Current member-companies include Mayer Fabrics, Silver State Fabrics, Keyston Bros., Burch Fabrics, and Momentum Group.

Mayer says in 2021 the traditional, longer format will return so that the annual meetings will alternate between short, two-day gatherings tied to established trade shows, and the traditional format, which can last five days depending on travel distance.

For example, this year’s meeting held June 23-26 at Park City, about 45 minutes from the Salt Lake City International Airport, required five days for many with traveling included.

“The plan is to reinvigorate the organization by bringing more people in from all the [current] member-companies,” Mayer said during this year’s meeting, held at a Utah ski hotel. “Also, looking at more regular members, the jobber-distributor companies, to the organization … at an event like BDNY, which allows those people already there to stay on and join us.”

​Rob Mayer and others say the traditional-NADFD-annual meetings have allowed for not only time to conduct business, but time for social interaction and networking. They say this is a unique opportunity not available in other industry trade shows or events.

For example, this year’s conference included a golf tournament, afternoon trip to the Utah Olympic Park, and three days to carve out time for conversations.


Rene Vaughn (l to r), director of sales, Milliken & Co. in Spartanburg, S.C., Kathy Gowdy, vice president of operations, Momentum in Irvine, Calif., and Jennifer K. Harmon, vice president of textile design and color, at Milliken & Co., during NADFD 2019 conference in Park City, Utah. 

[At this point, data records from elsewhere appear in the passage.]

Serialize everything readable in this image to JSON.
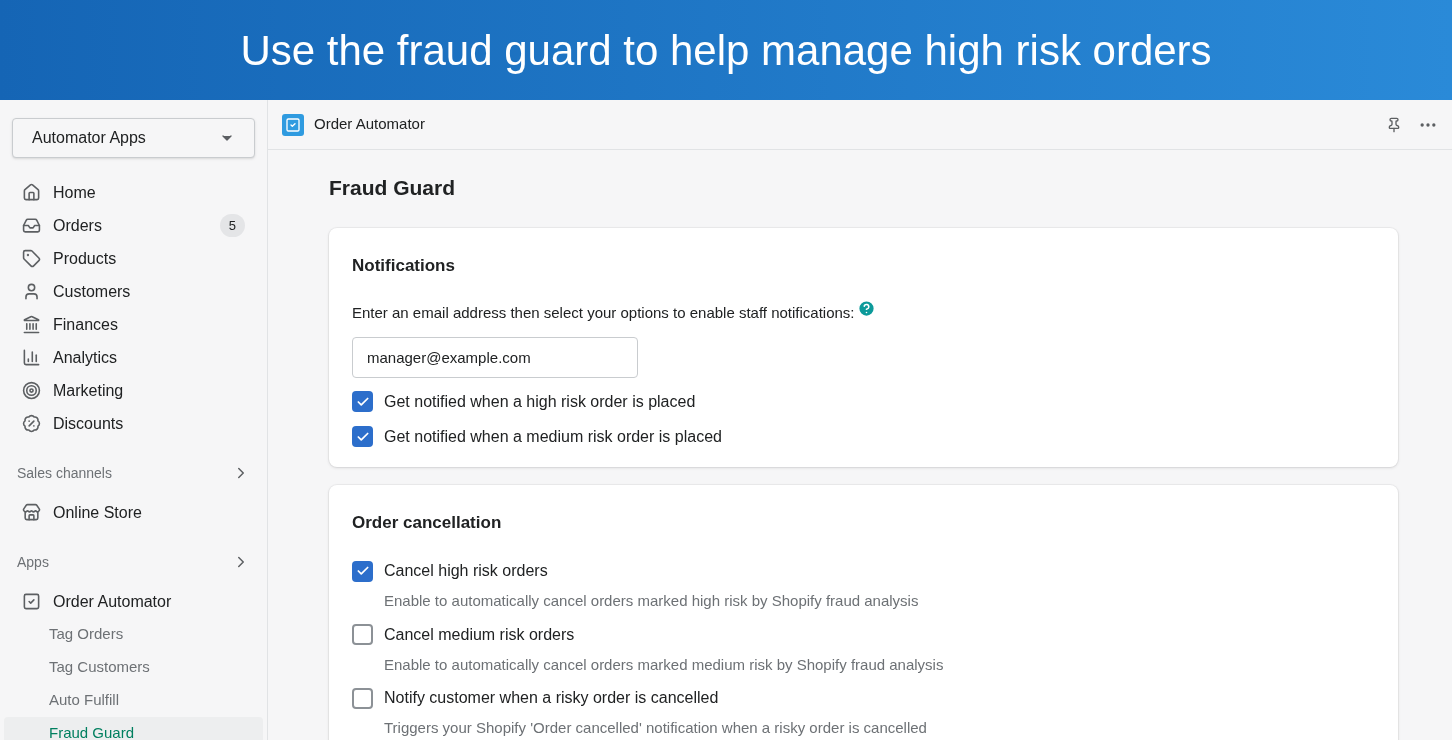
{
  "banner": {
    "title": "Use the fraud guard to help manage high risk orders"
  },
  "sidebar": {
    "store_selector": "Automator Apps",
    "items": [
      {
        "label": "Home",
        "kind": "home"
      },
      {
        "label": "Orders",
        "kind": "orders",
        "badge": "5"
      },
      {
        "label": "Products",
        "kind": "tag"
      },
      {
        "label": "Customers",
        "kind": "user"
      },
      {
        "label": "Finances",
        "kind": "bank"
      },
      {
        "label": "Analytics",
        "kind": "chart"
      },
      {
        "label": "Marketing",
        "kind": "target"
      },
      {
        "label": "Discounts",
        "kind": "discount"
      }
    ],
    "sections": [
      {
        "title": "Sales channels",
        "items": [
          {
            "label": "Online Store",
            "kind": "store"
          }
        ]
      },
      {
        "title": "Apps",
        "items": [
          {
            "label": "Order Automator",
            "kind": "app",
            "children": [
              {
                "label": "Tag Orders",
                "selected": false
              },
              {
                "label": "Tag Customers",
                "selected": false
              },
              {
                "label": "Auto Fulfill",
                "selected": false
              },
              {
                "label": "Fraud Guard",
                "selected": true
              }
            ]
          }
        ]
      }
    ]
  },
  "topbar": {
    "app_name": "Order Automator"
  },
  "page": {
    "title": "Fraud Guard",
    "cards": [
      {
        "title": "Notifications",
        "instruction": "Enter an email address then select your options to enable staff notifications:",
        "email": "manager@example.com",
        "options": [
          {
            "label": "Get notified when a high risk order is placed",
            "checked": true
          },
          {
            "label": "Get notified when a medium risk order is placed",
            "checked": true
          }
        ]
      },
      {
        "title": "Order cancellation",
        "options": [
          {
            "label": "Cancel high risk orders",
            "checked": true,
            "help": "Enable to automatically cancel orders marked high risk by Shopify fraud analysis"
          },
          {
            "label": "Cancel medium risk orders",
            "checked": false,
            "help": "Enable to automatically cancel orders marked medium risk by Shopify fraud analysis"
          },
          {
            "label": "Notify customer when a risky order is cancelled",
            "checked": false,
            "help": "Triggers your Shopify 'Order cancelled' notification when a risky order is cancelled"
          }
        ]
      }
    ]
  }
}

“I got to talk to [Principal of Kravet Inc.] Scott Kravet about warehouses,” Ted Sargetakis, principal of Silver State, said about a previous NADFD conference. “Where else could I have done that [except at NADFD]?”

In the F&FI Top 25 North American Jobbers List [Winter 2018/2019], Kravet came in first place with an estimated $250 million in annual sales. In the F&FI World’s Top 40 Contract Fabric Specialists [Autumn 2019], Silver State was in the thirty-first spot with estimated sales of $10 million.

MAYER FABRICS GREW WITH NADFD

“Growing up and coming to these events allowed me to learn how to be a distributor,” Mayer said. “And also, to learn who our suppliers were as well as to learn, as I got older in the organization … to learn who we were competing with and get to know those people.

“So, it gave us an idea of where to focus our business and our market.”

He explains Mayer Fabrics, founded in 1897, started in the residential market, but gradually pivoted into new areas in the late 1980s, and has continued to diversify every decade since. The company has shifted into the contract industry: corporate, healthcare, hospitality, education, and government.

“It was a great decision by my father to take the company in that direction,” Mayer said. “The residential business was becoming much more competitive at the time. And you’re seeing a shift right now of the residential companies trying to get into the contract side.”

In the F&FI World’s Top 40 Contract Fabric Specialists [Autumn 2019], Mayer Fabrics was seventeen with estimated sales of $25 million. Mayer says the company has experienced an average annual growth of 10 percent in the last five years.

“An event like tonight allows people to network and really build a relationship,” Mayer said at the announcement in Park City. “We’re doing a Family Feud [modeled after the TV game show] after our closing dinner. It’s a fun thing that relaxes people … and opens people up.”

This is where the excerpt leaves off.